D’autant qu’il est persuadé qu’elle va le trahir. Le livrer à Octave pour sauver son trône. Paranoïaque ? Franchement, il a été beaucoup trahi, et, comme disent les Romains, « le poisson à la joue déchirée voit des hameçons partout ». Avec les Ptolémées, « le poisson » a de bonnes raisons de se méfier : c’est leur habitude, à ces rois-là, d’offrir aux vainqueurs la tête des réfugiés ; ainsi, le frère de Cléopâtre avec la tête de Pompée… Car l’Égypte est faible et courtise la force. Antoine ne l’ignore pas, ne l’a jamais ignoré : il en a joué. Mais a posteriori il se demande, ce grand naïf, si sa femme égyptienne l’a vraiment aimé.

À ces doutes, comme aux remords ou aux regrets, il n’était pas préparé. Pas plus qu’à l’amertume et à l’angoisse. Sa fin est poignante parce qu’elle n’était pas faite pour lui…
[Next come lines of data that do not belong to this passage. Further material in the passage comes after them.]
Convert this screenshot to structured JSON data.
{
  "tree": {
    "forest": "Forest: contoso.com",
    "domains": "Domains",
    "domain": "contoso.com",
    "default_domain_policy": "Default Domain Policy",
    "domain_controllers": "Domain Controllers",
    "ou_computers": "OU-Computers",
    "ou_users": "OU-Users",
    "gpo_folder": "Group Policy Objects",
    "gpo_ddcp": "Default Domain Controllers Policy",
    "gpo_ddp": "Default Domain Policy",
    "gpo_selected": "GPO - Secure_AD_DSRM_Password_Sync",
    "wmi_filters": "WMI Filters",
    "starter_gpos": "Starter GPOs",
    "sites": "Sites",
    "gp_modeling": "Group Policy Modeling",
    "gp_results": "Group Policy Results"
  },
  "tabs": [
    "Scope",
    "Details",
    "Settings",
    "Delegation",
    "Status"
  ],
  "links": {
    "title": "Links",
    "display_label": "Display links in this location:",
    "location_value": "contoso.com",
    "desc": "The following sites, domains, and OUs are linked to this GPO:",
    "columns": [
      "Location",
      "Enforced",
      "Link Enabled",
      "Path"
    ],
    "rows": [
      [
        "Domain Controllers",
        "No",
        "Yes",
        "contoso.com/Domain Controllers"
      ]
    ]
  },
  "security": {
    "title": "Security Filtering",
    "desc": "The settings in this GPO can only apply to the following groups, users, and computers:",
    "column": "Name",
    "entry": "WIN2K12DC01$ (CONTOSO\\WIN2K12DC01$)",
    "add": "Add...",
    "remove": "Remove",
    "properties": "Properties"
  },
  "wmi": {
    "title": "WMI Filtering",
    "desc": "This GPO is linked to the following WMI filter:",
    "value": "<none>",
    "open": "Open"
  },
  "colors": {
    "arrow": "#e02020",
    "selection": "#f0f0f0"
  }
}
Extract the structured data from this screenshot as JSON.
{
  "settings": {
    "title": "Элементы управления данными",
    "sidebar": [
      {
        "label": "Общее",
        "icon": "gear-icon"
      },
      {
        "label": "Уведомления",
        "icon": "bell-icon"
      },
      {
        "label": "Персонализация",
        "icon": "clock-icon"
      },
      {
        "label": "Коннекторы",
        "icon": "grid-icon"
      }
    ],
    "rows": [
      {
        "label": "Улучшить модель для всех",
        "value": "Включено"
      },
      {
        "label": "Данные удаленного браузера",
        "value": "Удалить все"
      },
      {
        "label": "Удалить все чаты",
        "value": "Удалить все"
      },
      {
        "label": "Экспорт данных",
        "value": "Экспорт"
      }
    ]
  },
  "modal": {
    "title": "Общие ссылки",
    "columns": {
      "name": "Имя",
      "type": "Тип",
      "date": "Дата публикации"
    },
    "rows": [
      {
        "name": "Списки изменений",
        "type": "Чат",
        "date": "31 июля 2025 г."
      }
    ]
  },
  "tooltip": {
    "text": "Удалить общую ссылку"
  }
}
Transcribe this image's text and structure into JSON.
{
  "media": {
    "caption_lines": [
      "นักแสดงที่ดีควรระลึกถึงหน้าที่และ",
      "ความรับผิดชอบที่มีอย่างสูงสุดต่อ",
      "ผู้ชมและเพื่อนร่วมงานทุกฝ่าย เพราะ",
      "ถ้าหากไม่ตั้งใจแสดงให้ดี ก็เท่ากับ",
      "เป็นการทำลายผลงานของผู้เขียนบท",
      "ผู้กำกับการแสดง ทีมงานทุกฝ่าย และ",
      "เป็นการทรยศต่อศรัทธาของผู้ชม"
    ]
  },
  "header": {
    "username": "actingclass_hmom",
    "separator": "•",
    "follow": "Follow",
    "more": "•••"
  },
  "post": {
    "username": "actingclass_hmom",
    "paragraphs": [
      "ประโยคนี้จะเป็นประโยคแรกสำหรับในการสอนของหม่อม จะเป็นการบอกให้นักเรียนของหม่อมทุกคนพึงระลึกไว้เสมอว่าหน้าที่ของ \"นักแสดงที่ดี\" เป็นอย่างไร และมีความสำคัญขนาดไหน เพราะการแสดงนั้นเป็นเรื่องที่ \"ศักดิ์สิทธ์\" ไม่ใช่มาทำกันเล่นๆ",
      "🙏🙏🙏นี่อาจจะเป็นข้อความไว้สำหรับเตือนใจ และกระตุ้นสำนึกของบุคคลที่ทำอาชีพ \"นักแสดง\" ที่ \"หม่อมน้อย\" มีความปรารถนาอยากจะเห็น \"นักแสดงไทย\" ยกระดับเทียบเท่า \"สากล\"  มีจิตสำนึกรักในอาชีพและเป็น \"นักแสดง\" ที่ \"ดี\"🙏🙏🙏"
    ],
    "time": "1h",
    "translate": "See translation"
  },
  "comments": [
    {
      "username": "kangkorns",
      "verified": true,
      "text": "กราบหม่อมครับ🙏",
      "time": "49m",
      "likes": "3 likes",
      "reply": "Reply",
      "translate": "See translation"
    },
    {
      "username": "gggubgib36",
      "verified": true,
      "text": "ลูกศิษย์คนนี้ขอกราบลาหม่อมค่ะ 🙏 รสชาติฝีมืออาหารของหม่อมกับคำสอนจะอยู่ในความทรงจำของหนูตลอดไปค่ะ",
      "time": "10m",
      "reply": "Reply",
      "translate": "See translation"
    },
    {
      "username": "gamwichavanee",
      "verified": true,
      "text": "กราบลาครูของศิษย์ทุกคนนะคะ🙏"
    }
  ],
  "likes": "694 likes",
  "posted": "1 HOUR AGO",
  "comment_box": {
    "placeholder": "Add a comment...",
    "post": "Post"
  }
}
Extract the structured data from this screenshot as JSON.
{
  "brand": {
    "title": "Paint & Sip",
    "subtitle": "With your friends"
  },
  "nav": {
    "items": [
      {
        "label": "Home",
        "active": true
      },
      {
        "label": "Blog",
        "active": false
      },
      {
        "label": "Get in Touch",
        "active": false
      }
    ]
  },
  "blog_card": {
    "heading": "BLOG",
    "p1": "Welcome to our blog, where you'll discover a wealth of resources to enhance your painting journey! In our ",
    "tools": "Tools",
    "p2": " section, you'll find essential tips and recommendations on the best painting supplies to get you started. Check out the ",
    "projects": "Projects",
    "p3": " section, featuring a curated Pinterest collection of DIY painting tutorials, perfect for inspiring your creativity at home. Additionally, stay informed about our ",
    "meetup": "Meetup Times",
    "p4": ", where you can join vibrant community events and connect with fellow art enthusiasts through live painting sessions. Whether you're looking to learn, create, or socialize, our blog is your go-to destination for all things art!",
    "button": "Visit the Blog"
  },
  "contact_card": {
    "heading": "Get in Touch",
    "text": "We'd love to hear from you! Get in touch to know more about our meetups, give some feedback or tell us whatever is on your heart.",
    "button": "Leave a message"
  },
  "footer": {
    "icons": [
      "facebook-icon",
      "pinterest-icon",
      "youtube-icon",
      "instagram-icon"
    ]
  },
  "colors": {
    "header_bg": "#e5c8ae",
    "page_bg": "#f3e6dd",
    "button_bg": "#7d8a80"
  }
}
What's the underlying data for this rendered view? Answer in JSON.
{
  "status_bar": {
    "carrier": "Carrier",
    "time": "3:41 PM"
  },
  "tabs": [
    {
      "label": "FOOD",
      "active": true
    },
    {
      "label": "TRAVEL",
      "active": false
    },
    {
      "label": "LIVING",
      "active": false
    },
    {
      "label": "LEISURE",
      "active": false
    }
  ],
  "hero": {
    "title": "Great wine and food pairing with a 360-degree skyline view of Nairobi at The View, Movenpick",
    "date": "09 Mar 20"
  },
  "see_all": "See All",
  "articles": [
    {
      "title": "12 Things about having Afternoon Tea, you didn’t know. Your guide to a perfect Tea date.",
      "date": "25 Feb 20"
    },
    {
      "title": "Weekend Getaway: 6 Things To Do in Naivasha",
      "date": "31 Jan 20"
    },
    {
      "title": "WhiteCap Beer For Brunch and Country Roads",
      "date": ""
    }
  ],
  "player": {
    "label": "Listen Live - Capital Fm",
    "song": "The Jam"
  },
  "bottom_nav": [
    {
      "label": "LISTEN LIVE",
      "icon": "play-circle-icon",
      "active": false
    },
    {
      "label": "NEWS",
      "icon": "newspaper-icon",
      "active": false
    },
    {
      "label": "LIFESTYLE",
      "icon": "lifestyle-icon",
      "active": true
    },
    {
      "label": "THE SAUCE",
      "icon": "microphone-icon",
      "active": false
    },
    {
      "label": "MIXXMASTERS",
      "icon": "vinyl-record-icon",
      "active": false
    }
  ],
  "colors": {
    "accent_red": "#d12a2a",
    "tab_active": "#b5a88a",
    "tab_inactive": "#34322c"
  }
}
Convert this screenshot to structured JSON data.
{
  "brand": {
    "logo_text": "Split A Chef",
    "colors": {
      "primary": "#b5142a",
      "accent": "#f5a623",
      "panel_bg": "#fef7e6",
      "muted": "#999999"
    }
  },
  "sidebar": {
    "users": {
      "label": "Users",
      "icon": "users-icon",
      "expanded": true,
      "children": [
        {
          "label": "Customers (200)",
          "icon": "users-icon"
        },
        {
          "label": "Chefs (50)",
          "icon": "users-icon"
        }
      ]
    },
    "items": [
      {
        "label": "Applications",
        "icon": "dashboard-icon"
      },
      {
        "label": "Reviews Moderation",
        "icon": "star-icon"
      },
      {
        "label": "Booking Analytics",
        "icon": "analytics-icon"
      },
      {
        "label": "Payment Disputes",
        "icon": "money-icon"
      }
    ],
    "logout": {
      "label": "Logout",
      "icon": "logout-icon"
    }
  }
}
Étrange guerrier que cet homme qui voulut être aimé. Plus spontané, plus tendre, qu’il ne convenait à un vrai Romain. Par exemple avec sa femme Fulvia, au commencement de leur mariage : le bruit ayant couru en Italie que l’armée de César était battue dans la Narbonnaise, il revint en hâte à Rome pour rassurer sa nouvelle épouse, « prit un habit d’esclave, arriva de nuit dans la maison, dit qu’il apportait une lettre d’Antoine à Fulvia, et fut introduit, encapuchonné, auprès d’elle. Fulvia, très émue, lui demanda, avant de prendre la lettre, si Antoine était encore vivant. Il lui tendit la missive sans mot dire, et, quand, au bord des larmes, elle commença à la décacheter, il la prit dans ses bras et la couvrit de baisers »…

Quoi de commun entre cet Antoine première manière, tout de joie et d’élans, et le reclus de la Timonière ? Le présent n’est pas le fils du passé. Au mieux, son petit-cousin. Le plus souvent, ils restent inconnus l’un à l’autre. Quand il est seul avec lui-même, l’Imperator déchu cherche le fil conducteur de sa vie – ce « fil rouge » cher aux scénaristes d’aujourd’hui –, mais il ne trouve rien. Que le hasard des rencontres, une suite de « circonstances ». Le destin d’un homme n’est qu’un arlequin de pièces et de morceaux.